The most stark difference is between the more domain specific tools and the parser generators' generated parsers. While having some difference even between them, JavaParser/Spoon ASTs mirror the code on a conceptual level, you get methods, parameter lists, parameters and so on while the generated parsers give you every detail in the grammar down to semicolons, commas and braces as elements in the AST. I think, Eclipse has an Ast View where you can see JDT's parser output perhaps, but I'm not aware of a comprehensive tool that can show you differences between different parser for java like AstExplorer does it in the javascript world.

Which framework suits your need will depend very much on your use case. E.g. if you need symbol resolution, you're probably bound to those options that provide it anyway. I tried to get my feet wet with a Java transpiler and found the JavaParser metamodel more suitable than spoon's model and liked its small number of dependencies.
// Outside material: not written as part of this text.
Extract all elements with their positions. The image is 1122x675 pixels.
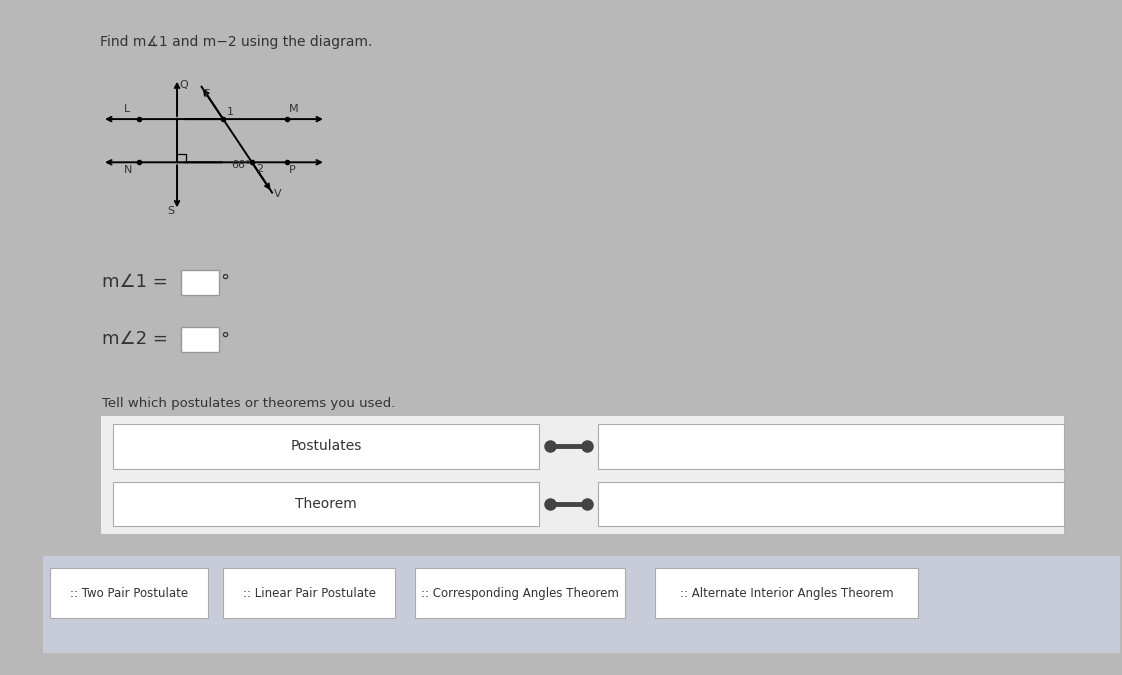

A general (though non-incremental) way to get a handle at an AST would be a parser generator like JavaCC (read: compiler compiler (aka compiler generator) written in Java that can create parsers for anything you have a grammar for) or ANTLR. If you want to parse SQL, you feed them a sql grammar, if you want to parse Java code, you feed them this one (ANTLR-format) or this one (JavaCC-format). The result will be a parser which can give you an AST for a given piece of code and a visitor class perhaps.

This approach gives you all possible control over the processing and the possibility to define or tweak a grammar depending on your needs, e.g. to introduce additional non-terminal nodes, trim it down to class/method-level only or pick out comments only without confusing them with string constants, if that's all you care about. You could also get at the structure of embedded non-Java code fragments, e.g. SQL query strings.

Btw. ANTLR can handle direct left recursion in the grammar, while JavaCC can't, e.g. for arithmetic expressions for binary operators like in exp := exp + exp

If your goal is to support developer activities as they write the code you'll have to deal with broken or incomplete code. Eclipse is build for the purpose and while I didn't use its jdt I'd expect it to handle such cases gracefully with reasonable feedback. Also ANTLR will recover from syntax errors if possible allowing you to define some error handling. I don't remember what spoon and JavaParser did in case of errors, I think, they expect syntactically correct code upfront.